Messias é apontado como um nome leal e de confiança do presidente. Ele atua em governos petistas desde o mandato de Dilma Rousseff, onde trabalhou como subchefe para Assuntos Jurídicos (SAJ) da Presidência. Também foi secretário de Regulação e Supervisão da Educação Superior do Ministério da Educação.
O AGU também tem orientado Lula em ações relevantes para o governo, como a reação à derrubada do reajuste do Imposto sobre Operações Financeiras (IOF) pelo Congresso Nacional.
Mudanças no STF
- O ministro Luís Roberto Barroso anunciou sua aposentadoria em 9 de outubro, dias após deixar a presidência do STF.
- Na despedida, ele citou o sentimento de dever cumprido e sinalizou que a decisão se deu por motivos pessoais.
- “Os sacrifícios e ônus da nossa profissão acabam se transferindo aos nossos familiares e pessoas queridas”, disse, durante participação na última sessão plenária.
- Após a saída de Barroso, Lula decidiu pela indicação do advogado-geral da União, Jorge Messias. O nome ainda precisa ser sabatinado pela Comissão de Constituição e Justiça do Senado e pelo plenário da Casa.
- Caso aprovado ainda 2025, Messias — que tem 45 anos — poderá ficar na Corte até 2055, seguindo os critérios da aposentadoria compulsória.
O nome do ex-presidente do Senado, senador Rodrigo Pacheco (PSD-MG), estava disputando com o de Messias na lista de cotados. Havia também uma pressão pela indicação de uma ministra mulher, mas Lula não chegou a sinalizar preferência por esta ideia. Hoje, a única a ocupar o plenário da Corte é a ministra Cármen Lúcia. O próprio Barroso, ao anunciar sua saída, defendeu a ampliação da representativa feminina no STF.
Demora na indicação
A expectativa inicial era de que Lula anunciasse o escolhido para a vaga ainda em outubro, na véspera da viagem do petista à Ásia, mas foi adiado desde então. Enquanto isso, a pressão de senadores e do presidente do Senado Davi Alcolumbre (União-AP) cresceu pela nomeação de Pacheco, candidato favorito da Casa Alta.
Fontes próximas do presidente avaliam que a demora do titular do Planalto é explicada pelo fato de Lula não querer se indispor com Alcolumbre e Pacheco. Ambos são vistos como aliados prioritários do governo.
Lula, no entanto, defende que Pacheco dispute o governo de Minas Gerais nas eleições do ano que vem. Porém, com a preferência por Messias no Supremo, o senador tem sinalizado que deve deixar a vida pública depois de finalizar o mandato.

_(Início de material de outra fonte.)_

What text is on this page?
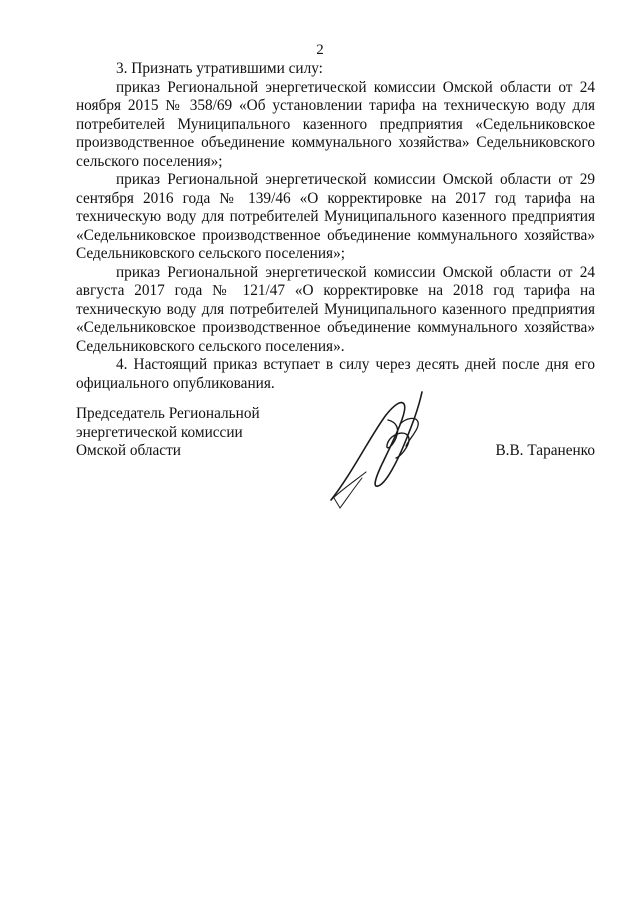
2

3. Признать утратившими силу:

приказ Региональной энергетической комиссии Омской области от 24 ноября 2015 № 358/69 «Об установлении тарифа на техническую воду для потребителей Муниципального казенного предприятия «Седельниковское производственное объединение коммунального хозяйства» Седельниковского сельского поселения»;

приказ Региональной энергетической комиссии Омской области от 29 сентября 2016 года № 139/46 «О корректировке на 2017 год тарифа на техническую воду для потребителей Муниципального казенного предприятия «Седельниковское производственное объединение коммунального хозяйства» Седельниковского сельского поселения»;

приказ Региональной энергетической комиссии Омской области от 24 августа 2017 года № 121/47 «О корректировке на 2018 год тарифа на техническую воду для потребителей Муниципального казенного предприятия «Седельниковское производственное объединение коммунального хозяйства» Седельниковского сельского поселения».

4. Настоящий приказ вступает в силу через десять дней после дня его официального опубликования.

Председатель Региональной
энергетической комиссии
Омской области	В.В. Тараненко
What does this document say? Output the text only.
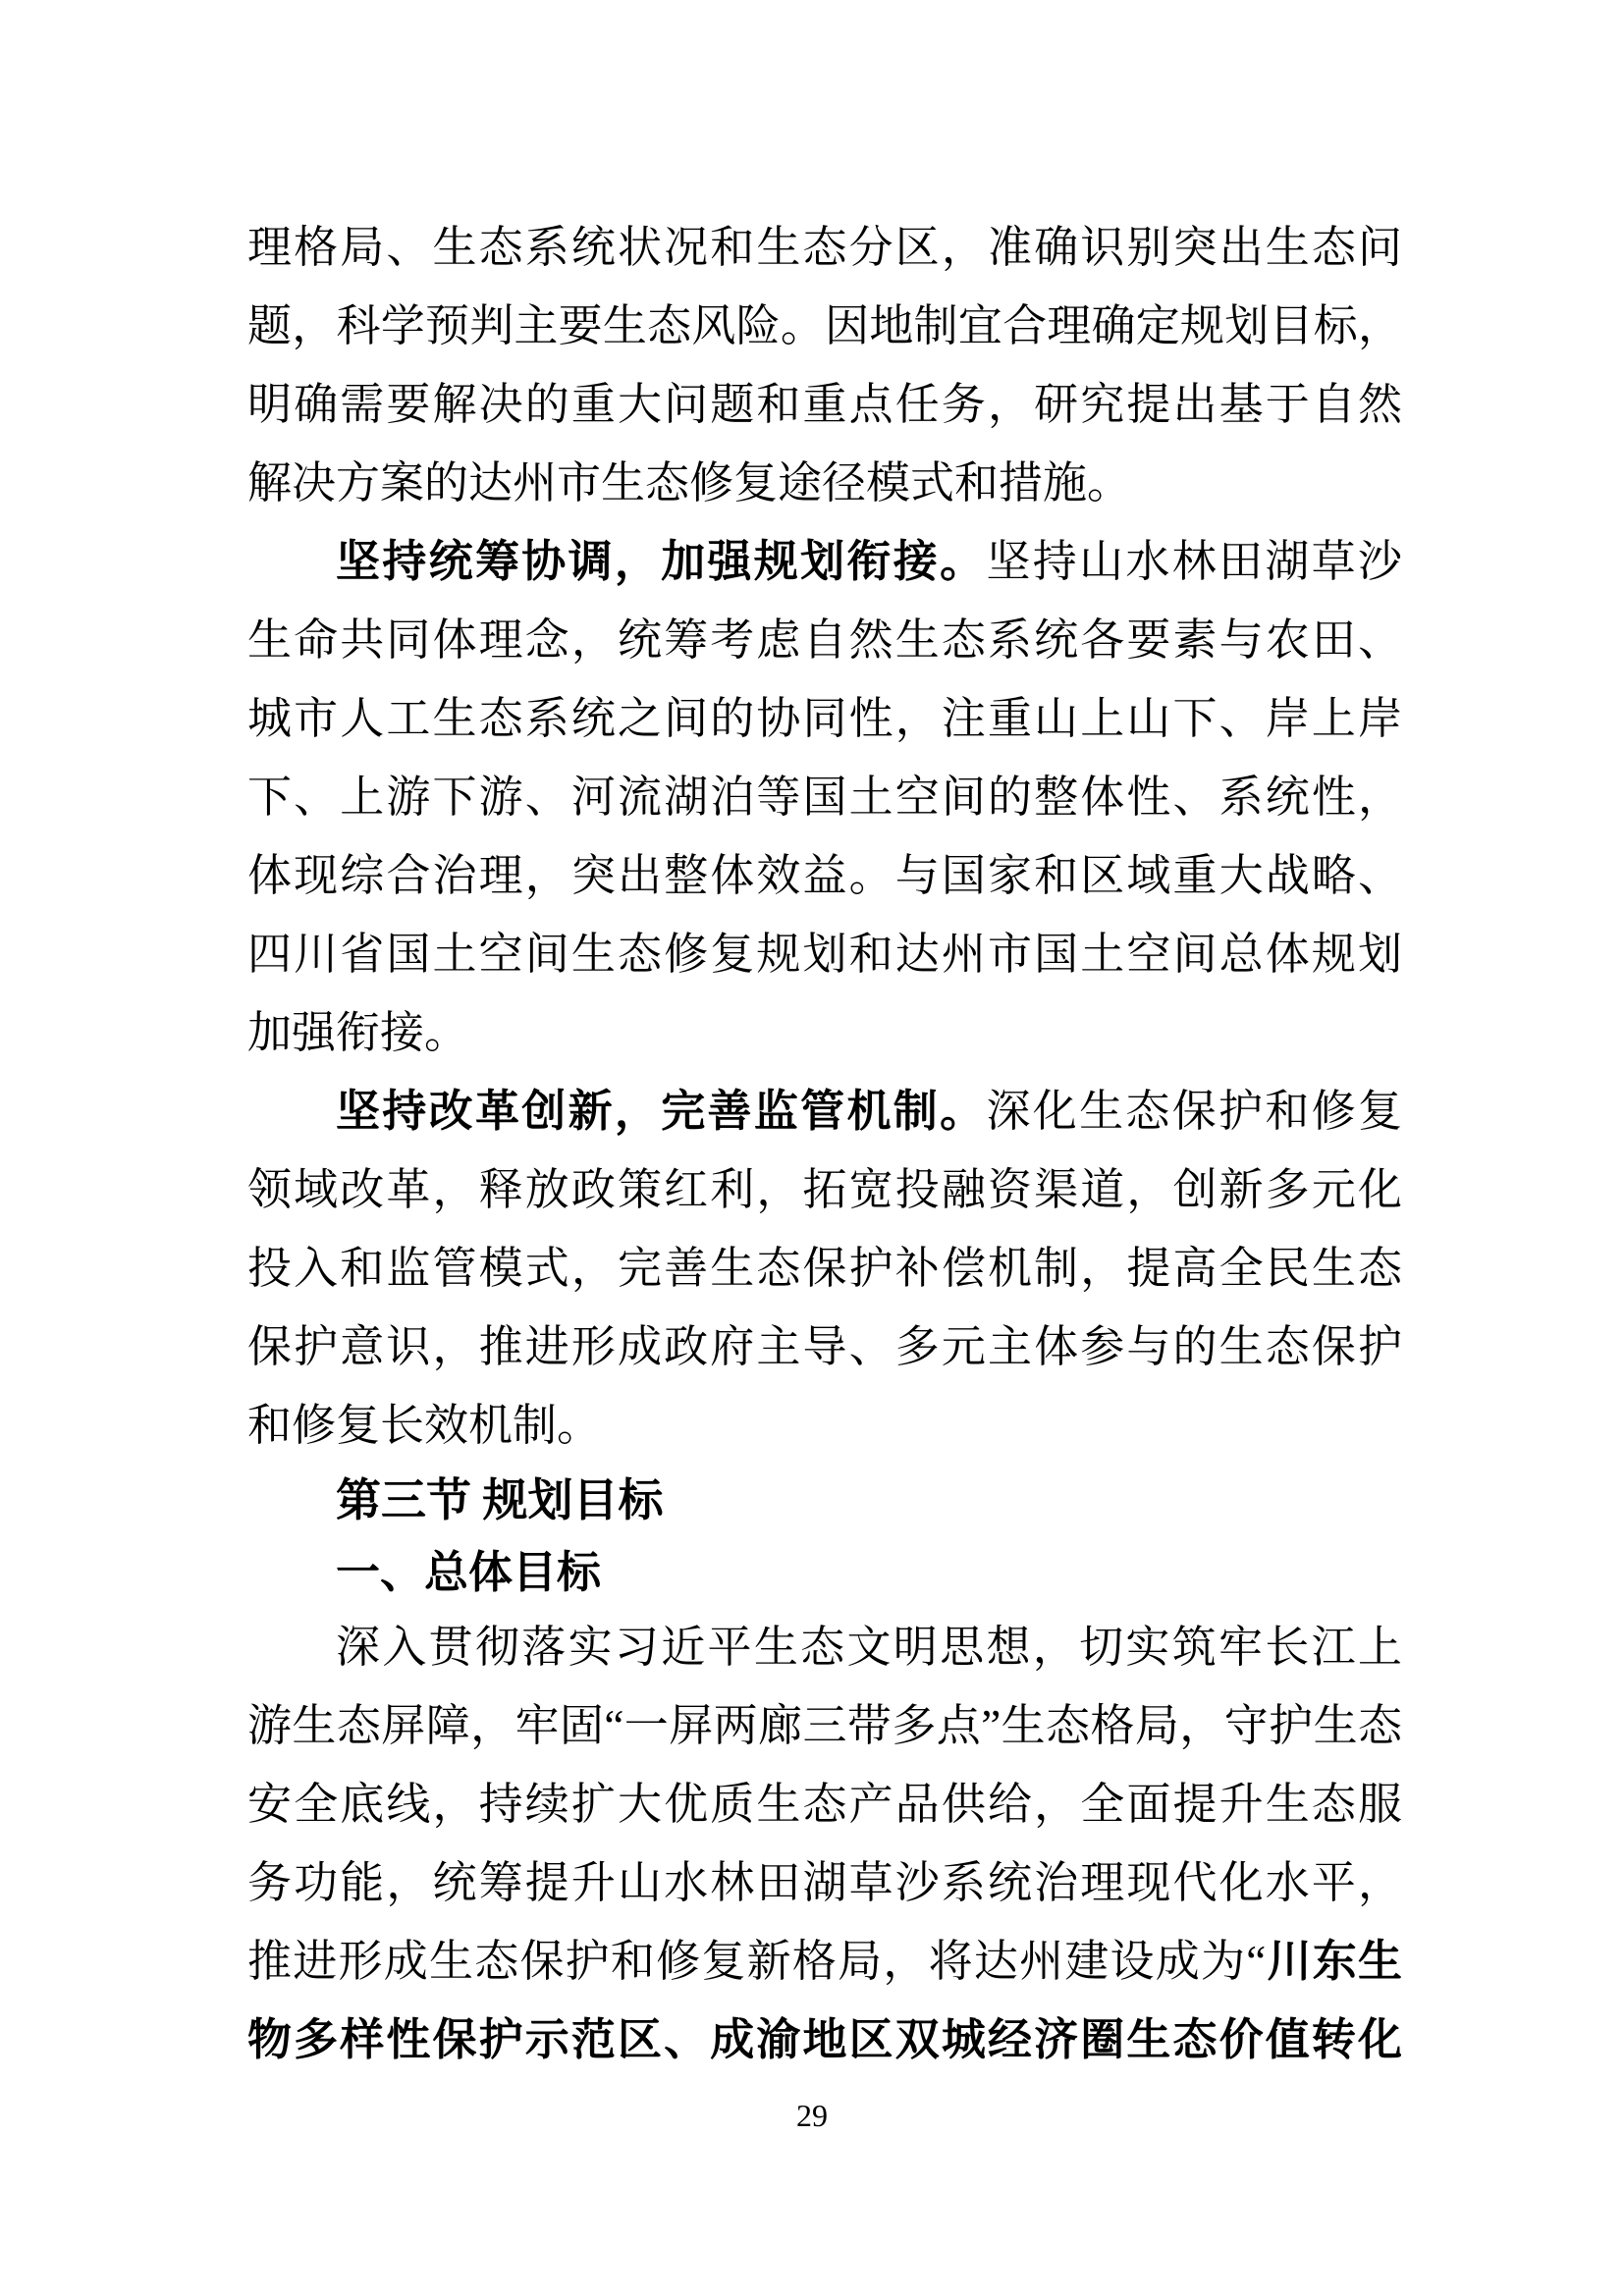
理格局、生态系统状况和生态分区，准确识别突出生态问
题，科学预判主要生态风险。因地制宜合理确定规划目标，
明确需要解决的重大问题和重点任务，研究提出基于自然
解决方案的达州市生态修复途径模式和措施。
坚持统筹协调，加强规划衔接。坚持山水林田湖草沙
生命共同体理念，统筹考虑自然生态系统各要素与农田、
城市人工生态系统之间的协同性，注重山上山下、岸上岸
下、上游下游、河流湖泊等国土空间的整体性、系统性，
体现综合治理，突出整体效益。与国家和区域重大战略、
四川省国土空间生态修复规划和达州市国土空间总体规划
加强衔接。
坚持改革创新，完善监管机制。深化生态保护和修复
领域改革，释放政策红利，拓宽投融资渠道，创新多元化
投入和监管模式，完善生态保护补偿机制，提高全民生态
保护意识，推进形成政府主导、多元主体参与的生态保护
和修复长效机制。
第三节 规划目标
一、总体目标
深入贯彻落实习近平生态文明思想，切实筑牢长江上
游生态屏障，牢固“一屏两廊三带多点”生态格局，守护生态
安全底线，持续扩大优质生态产品供给，全面提升生态服
务功能，统筹提升山水林田湖草沙系统治理现代化水平，
推进形成生态保护和修复新格局，将达州建设成为“川东生
物多样性保护示范区、成渝地区双城经济圈生态价值转化
29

Na última segunda-feira (17/11), o chefe do Executivo recebeu Pacheco no Palácio do Planalto. A conversa entre os dois era vista como fundamental para destravar o anúncio.

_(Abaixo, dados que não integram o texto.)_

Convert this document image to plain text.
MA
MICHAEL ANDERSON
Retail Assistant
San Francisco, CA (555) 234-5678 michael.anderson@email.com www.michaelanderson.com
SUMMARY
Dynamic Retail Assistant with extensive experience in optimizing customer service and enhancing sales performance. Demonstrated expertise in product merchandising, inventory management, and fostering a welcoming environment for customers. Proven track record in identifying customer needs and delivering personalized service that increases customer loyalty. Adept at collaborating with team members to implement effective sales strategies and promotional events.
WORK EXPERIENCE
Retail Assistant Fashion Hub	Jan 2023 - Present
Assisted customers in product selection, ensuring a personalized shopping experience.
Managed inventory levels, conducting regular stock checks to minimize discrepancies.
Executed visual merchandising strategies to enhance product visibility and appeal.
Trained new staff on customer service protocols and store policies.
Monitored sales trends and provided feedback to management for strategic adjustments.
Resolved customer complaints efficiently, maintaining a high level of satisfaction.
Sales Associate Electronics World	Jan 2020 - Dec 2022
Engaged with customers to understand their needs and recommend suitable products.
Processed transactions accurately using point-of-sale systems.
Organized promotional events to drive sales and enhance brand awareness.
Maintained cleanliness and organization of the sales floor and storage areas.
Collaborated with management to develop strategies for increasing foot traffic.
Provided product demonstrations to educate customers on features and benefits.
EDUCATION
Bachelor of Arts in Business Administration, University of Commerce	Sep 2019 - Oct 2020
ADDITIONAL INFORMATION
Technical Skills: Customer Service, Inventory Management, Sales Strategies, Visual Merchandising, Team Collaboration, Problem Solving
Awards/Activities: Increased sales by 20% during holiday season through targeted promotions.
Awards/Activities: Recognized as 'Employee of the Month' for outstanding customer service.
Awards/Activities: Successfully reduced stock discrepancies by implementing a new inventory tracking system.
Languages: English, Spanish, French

A votação da recondução do procurador-geral da República, Paulo Gonet, no Senado também foi outro ponto que levantou um alerta ao governo. O PGR foi aprovado com a margem mais apertada da história desde a redemocratização — apenas quatro votos a mais do que o necessário, o que foi visto como um sinal de que a sabatina de Messias pode ser turbulenta.
Lula, então, precisa do apoio tanto de Pacheco quanto de Alcolumbre para que o nome do AGU passe pela Casa e chegue ao STF.
A rejeição de um indicado à Corte seria inédita na história moderna do país. Até o momento, o Senado rejeitou apenas cinco indicações presidencias ao STF, e todas foram em 1894, no governo do marechal Floriano Peixoto.